Die Lust auf die große Bühne

Die Fête de la Musique kommt bei Nachwuchsbands gut an. Sie freuen sich auf ein Konzert vor großem Publikum und ohne Konkurrenzdruck. Den haben sie schon bei der Suche nach Proberäumen

VON OLIVER TRENKAMP

„One, two, three, four“, schreit Ron in sein Mikrofon – Schlagzeug, Bass und seine Gitarre setzen ein. Ron und seine Band Subriss machen Rock ’n’ Roll und dies ist einer ihrer ersten großen Auftritte. Der Inhaber der linken Jugendkneipe „Recht Un’Ordnung“ hatte sie gefragt, ob sie auf der Schöneberger Bühne der Fête de la Musique auftreten wollten. Klar wollten sie, „es gibt schließlich nicht unbegrenzt Auftrittsmöglichkeiten“, erklärt Zerstörn, wie sich der Bassist nennt.

Das war 1999, da gab es die Band gerade einmal zwei Jahre. Nach den drei Rockern trat die neunköpfige Ska-Kombo Ginsengbonbons auf, die hatte sich fast zeitgleich gegründet.
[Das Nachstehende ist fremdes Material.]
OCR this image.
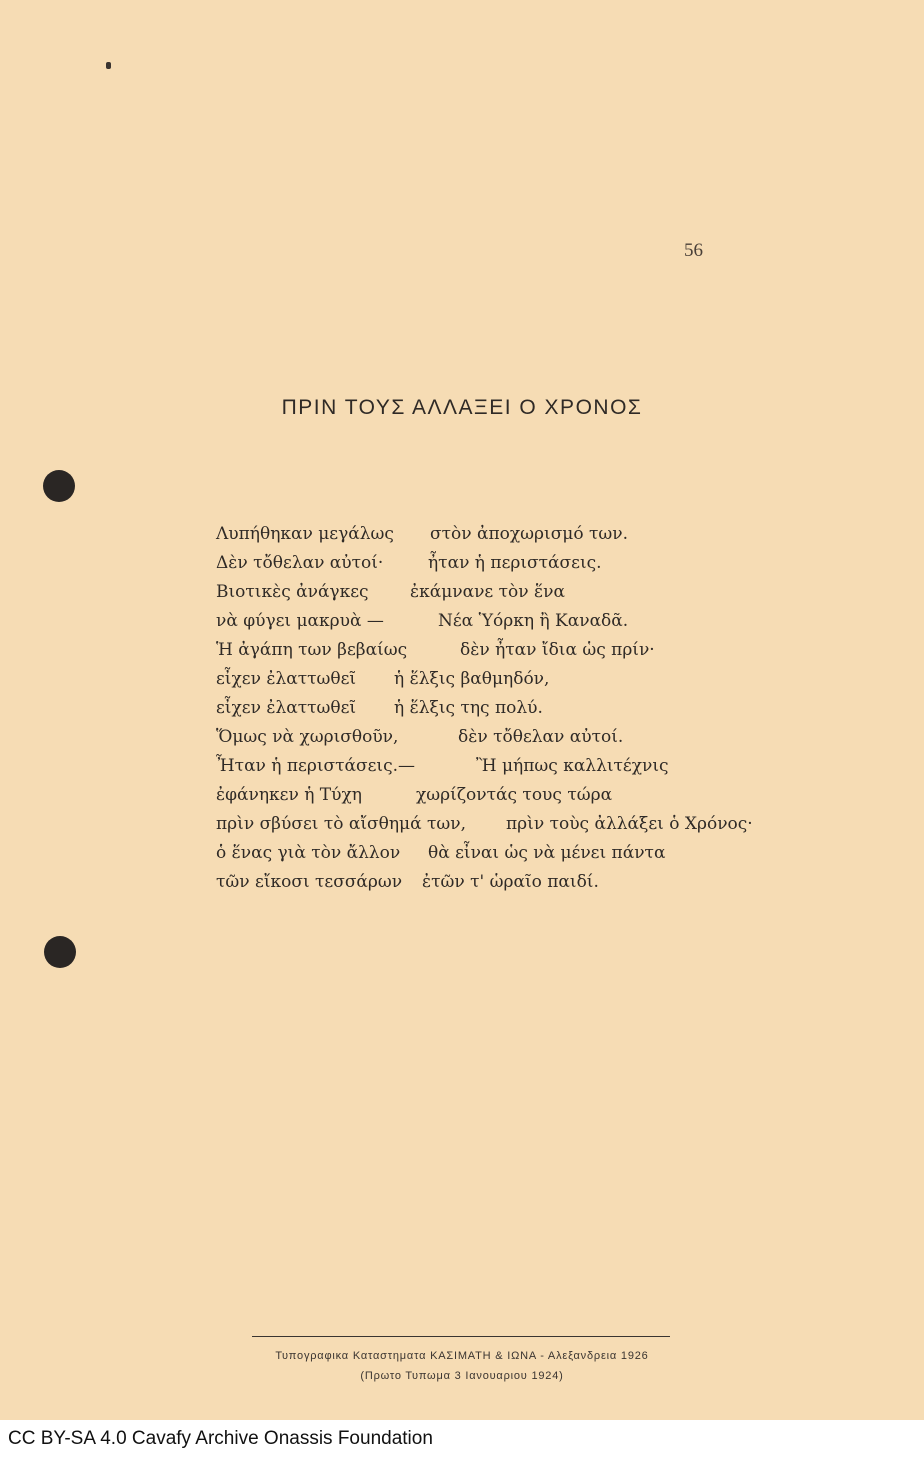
56
ΠΡΙΝ ΤΟΥΣ ΑΛΛΑΞΕΙ Ο ΧΡΟΝΟΣ
Λυπήθηκαν μεγάλως στὸν ἀποχωρισμό των.
Δὲν τὄθελαν αὐτοί·	ἦταν ἡ περιστάσεις.
Βιοτικὲς ἀνάγκες ἐκάμνανε τὸν ἕνα
νὰ φύγει μακρυὰ —	Νέα Ὑόρκη ἢ Καναδᾶ.
Ἡ ἀγάπη των βεβαίως	δὲν ἦταν ἴδια ὡς πρίν·
εἶχεν ἐλαττωθεῖ ἡ ἕλξις βαθμηδόν,
εἶχεν ἐλαττωθεῖ ἡ ἕλξις της πολύ.
Ὅμως νὰ χωρισθοῦν,	δὲν τὄθελαν αὐτοί.
Ἦταν ἡ περιστάσεις.—	Ἢ μήπως καλλιτέχνις
ἐφάνηκεν ἡ Τύχη	χωρίζοντάς τους τώρα
πρὶν σβύσει τὸ αἴσθημά των, πρὶν τοὺς ἀλλάξει ὁ Χρόνος·
ὁ ἕνας γιὰ τὸν ἄλλον θὰ εἶναι ὡς νὰ μένει πάντα
τῶν εἴκοσι τεσσάρων ἐτῶν τ' ὡραῖο παιδί.
Τυπογραφικα Καταστηματα ΚΑΣΙΜΑΤΗ & ΙΩΝΑ - Αλεξανδρεια 1926
(Πρωτο Τυπωμα 3 Ιανουαριου 1924)
CC BY-SA 4.0 Cavafy Archive Onassis Foundation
Zwar ist die Musik der Bands vollkommen unterschiedlich, doch hatten beide mit ähnlichen Problemen zu kämpfen.

Inspiriert durch das Greenday-Album „Dookie“ machten sich Ron und Zerstörn 1996 auf die Suche nach Instrumenten und einem Proberaum. Schon bald mussten sie feststellten, dass es in Berlin mehr Bands als Übungsmöglichkeiten gab. Das ist auch heute noch so: „Proberäume sind meist ausgebucht“, erklärt Christoph Happel vom Arbeitskreis Medienpädagogik, „die Wartelisten sind lang.“ Der Arbeitskreis unterstützt Jugendliche, die Musik machen wollen.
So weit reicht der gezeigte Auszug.